Le 23 avril 2009, par Tetiaara,
La manifestation de force des producteurs (http://www.tahitipresse.pf/print.cfm ?presse=27310) était annoncée pour la conférence agricole. Pour faire entendre la voix des consommateurs, nos représentants ont fait le choix de ne pas descendre des quartiers sociaux pour faire part de la position des consommateurs qui n’ont pas les moyens de consommer des légumes locaux trops chers et pesticidés.
La confrontation aurait certainement tourné au pugilat.
Néanmoins, nous soutenons la position du Service des affaires économiques et du Service du commerce extérieur.
Jursqu’alors, les quotas étaient arrêtés par la conférence agricole sur des chiffres sous estimés de consommation et sur estimés de production.
TE TIA ARA demandait depuis longtemps l’actualisation des données relatives à la consommation. L’étude TNS SOFRES est venue combler cette lacune.

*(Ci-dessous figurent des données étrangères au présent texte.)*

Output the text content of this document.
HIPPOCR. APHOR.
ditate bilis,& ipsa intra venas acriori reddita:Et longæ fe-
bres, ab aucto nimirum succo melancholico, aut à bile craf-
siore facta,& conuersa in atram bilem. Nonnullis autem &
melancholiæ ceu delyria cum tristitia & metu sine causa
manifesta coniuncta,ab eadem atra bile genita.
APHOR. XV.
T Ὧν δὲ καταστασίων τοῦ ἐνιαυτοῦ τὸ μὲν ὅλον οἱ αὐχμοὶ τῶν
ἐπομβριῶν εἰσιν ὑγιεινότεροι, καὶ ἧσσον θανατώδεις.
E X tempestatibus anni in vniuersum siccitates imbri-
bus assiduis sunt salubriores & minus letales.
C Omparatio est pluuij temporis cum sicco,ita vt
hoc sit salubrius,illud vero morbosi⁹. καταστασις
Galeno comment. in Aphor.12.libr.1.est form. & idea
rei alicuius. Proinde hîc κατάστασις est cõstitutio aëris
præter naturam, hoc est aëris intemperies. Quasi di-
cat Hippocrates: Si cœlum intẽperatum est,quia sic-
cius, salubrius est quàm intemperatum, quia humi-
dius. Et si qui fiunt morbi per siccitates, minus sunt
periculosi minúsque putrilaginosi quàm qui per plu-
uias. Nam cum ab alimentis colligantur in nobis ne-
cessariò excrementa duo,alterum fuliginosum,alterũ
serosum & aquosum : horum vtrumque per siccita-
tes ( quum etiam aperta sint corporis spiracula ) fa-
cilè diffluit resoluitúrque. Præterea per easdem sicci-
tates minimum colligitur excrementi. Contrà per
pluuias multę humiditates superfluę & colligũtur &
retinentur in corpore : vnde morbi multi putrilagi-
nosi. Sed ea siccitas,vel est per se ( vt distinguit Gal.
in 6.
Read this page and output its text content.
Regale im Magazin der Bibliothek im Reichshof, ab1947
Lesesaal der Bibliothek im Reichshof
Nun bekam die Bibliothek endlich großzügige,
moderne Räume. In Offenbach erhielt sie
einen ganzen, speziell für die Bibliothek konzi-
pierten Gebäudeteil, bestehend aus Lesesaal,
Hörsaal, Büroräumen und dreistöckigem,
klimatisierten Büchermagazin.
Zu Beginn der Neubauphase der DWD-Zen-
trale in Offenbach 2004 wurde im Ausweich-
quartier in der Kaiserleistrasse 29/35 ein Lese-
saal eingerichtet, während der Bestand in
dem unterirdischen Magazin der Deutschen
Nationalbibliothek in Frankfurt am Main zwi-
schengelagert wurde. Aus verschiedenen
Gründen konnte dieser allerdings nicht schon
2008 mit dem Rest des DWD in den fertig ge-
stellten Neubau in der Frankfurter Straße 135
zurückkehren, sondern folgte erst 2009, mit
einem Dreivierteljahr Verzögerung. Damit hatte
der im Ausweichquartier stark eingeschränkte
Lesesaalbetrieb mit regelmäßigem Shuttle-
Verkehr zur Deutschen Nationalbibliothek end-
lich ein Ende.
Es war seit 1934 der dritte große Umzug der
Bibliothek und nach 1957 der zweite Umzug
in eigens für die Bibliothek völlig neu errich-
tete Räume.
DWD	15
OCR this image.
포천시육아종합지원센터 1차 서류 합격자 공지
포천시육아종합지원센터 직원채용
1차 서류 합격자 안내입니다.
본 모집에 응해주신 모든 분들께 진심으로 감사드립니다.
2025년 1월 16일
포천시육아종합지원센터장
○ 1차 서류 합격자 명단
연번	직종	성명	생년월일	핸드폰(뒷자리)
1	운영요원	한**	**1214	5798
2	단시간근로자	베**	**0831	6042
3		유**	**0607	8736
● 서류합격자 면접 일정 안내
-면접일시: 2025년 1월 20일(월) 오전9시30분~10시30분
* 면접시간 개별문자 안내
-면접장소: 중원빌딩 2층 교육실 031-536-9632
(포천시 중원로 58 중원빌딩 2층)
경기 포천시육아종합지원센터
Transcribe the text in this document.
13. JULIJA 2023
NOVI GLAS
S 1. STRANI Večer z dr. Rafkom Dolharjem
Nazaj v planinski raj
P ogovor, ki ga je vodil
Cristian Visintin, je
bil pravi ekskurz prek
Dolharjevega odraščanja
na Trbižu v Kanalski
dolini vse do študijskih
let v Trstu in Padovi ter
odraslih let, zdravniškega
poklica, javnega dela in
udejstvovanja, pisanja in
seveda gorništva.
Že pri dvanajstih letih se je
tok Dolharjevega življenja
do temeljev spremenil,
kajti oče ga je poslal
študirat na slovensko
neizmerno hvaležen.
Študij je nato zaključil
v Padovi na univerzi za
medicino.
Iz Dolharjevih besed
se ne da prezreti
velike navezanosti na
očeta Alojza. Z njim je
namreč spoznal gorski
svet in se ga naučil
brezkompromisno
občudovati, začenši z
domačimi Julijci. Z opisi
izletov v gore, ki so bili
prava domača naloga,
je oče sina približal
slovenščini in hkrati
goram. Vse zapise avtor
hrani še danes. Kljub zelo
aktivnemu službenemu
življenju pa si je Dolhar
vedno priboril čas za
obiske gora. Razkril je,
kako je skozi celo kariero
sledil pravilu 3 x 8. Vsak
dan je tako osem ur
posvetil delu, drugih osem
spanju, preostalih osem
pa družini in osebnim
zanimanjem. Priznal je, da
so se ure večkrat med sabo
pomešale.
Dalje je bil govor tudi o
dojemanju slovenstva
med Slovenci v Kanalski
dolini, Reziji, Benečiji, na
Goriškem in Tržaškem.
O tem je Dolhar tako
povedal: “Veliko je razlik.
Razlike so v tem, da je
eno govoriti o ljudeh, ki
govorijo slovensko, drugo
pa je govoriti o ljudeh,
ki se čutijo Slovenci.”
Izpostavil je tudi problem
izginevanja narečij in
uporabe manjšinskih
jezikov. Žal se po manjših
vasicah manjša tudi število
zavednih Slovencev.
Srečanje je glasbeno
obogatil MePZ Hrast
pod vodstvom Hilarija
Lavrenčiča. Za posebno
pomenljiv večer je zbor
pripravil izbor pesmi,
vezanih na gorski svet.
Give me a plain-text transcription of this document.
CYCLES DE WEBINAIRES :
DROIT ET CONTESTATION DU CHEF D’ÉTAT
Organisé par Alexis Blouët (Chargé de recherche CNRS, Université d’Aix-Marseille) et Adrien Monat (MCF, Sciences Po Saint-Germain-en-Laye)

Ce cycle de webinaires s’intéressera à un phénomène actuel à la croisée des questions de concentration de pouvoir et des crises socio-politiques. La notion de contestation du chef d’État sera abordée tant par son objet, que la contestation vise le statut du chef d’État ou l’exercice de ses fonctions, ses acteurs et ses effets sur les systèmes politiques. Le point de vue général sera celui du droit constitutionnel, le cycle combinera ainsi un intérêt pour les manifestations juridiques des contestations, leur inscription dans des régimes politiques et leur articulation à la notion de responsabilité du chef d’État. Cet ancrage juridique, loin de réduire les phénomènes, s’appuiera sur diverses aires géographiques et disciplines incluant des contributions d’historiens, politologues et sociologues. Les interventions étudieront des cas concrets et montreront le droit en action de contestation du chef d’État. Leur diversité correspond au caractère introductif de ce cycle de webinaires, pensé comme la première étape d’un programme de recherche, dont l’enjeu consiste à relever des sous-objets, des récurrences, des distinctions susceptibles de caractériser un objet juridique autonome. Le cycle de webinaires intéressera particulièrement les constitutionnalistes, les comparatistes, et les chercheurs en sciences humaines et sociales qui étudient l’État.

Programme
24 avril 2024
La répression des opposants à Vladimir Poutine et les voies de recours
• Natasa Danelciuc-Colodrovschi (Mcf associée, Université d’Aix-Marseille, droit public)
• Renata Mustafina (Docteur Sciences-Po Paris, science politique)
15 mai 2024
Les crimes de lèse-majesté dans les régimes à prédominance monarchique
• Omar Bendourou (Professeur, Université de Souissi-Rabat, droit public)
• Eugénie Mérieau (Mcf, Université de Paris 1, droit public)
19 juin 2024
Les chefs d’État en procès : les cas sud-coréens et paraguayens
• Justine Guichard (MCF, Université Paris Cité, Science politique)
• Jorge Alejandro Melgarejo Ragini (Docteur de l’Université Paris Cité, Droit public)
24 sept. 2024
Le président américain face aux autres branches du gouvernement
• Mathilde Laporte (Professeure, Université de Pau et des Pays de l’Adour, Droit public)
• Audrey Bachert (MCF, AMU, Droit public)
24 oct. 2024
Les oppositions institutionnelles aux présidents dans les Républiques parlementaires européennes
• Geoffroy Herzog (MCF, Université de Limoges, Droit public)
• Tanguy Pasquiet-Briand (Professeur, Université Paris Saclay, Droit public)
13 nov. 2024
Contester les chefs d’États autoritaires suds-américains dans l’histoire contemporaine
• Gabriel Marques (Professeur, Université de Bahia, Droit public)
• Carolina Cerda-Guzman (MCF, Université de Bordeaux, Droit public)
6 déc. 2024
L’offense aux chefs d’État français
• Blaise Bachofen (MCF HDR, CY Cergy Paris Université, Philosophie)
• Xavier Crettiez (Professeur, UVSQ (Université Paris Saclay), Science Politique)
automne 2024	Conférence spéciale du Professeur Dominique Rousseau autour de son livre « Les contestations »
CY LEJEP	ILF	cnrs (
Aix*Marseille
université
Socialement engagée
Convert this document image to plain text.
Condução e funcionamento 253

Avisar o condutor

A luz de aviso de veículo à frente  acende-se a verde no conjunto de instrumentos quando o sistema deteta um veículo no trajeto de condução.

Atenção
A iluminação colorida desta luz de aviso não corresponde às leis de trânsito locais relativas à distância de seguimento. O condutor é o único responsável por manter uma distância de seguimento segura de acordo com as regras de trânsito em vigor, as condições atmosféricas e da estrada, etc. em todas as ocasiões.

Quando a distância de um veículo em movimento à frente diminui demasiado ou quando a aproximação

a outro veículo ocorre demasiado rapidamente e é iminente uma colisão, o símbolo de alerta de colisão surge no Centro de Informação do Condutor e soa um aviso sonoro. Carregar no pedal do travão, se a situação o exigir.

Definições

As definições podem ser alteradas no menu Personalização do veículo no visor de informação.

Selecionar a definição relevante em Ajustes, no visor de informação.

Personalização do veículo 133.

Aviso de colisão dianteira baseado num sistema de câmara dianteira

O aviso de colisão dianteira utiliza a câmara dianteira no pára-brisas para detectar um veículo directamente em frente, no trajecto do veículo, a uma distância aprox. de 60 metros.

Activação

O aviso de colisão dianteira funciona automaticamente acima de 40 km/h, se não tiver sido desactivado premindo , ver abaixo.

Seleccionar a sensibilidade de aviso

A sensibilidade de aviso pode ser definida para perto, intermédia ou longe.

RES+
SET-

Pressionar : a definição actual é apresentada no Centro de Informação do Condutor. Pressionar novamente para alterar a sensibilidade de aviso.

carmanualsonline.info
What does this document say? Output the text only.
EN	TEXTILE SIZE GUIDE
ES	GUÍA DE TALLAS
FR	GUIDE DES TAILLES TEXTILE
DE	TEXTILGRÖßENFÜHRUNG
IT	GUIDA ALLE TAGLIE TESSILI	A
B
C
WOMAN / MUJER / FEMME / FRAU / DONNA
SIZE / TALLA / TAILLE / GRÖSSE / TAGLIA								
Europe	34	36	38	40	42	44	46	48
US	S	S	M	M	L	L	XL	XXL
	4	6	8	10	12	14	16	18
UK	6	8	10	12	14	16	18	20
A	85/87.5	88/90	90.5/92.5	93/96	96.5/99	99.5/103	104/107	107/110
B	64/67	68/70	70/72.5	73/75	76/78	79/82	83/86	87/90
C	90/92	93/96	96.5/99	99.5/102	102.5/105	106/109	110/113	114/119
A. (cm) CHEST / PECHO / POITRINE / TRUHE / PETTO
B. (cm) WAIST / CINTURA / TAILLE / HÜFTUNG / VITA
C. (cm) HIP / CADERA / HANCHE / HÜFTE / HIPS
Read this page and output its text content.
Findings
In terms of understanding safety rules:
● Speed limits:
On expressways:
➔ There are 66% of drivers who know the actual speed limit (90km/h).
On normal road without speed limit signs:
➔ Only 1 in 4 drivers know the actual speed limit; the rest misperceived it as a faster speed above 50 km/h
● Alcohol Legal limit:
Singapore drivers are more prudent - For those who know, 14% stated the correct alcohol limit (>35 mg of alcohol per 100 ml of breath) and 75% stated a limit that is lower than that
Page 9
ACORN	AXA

Jusqu’à présent, des pénuries artificielles étaient créées par les producteurs sur la base d’engagement de mise sur le marché volontairement surévalués. Nous avons connu ainsi la flambée périodique depuis quelques années sur les salades et les tomates à des prix démentiels, car l’ouverture tardive des quotas implique un délai de 3 semaines avant la livraison des produits importés.
En attendant, la population est l’otage de prix ahurissants (600 F la salade !), cause de la forte inflation des produits alimentaires (+4,5% en 2008, un record sur 15 ans !), qui poussent les 25% de population les plus paupérisés a consommé des légumes en boîte, des pâtes ou du punu pua’a toro trop gras.
TE TIA ARA appelle le SAE et le SCE à poursuivre la réforme des quotas, dont les dérives ont été dénoncé par la Commission d’enquête sur les prix et les marges dans son rapprot final de février.
Ce système de protection est le plus mauvais de tous. Il promeut la mauvaise qualité et a pour effet de détourner la demande sur des produits moins chers non soumis à quotas ou sur des conserves.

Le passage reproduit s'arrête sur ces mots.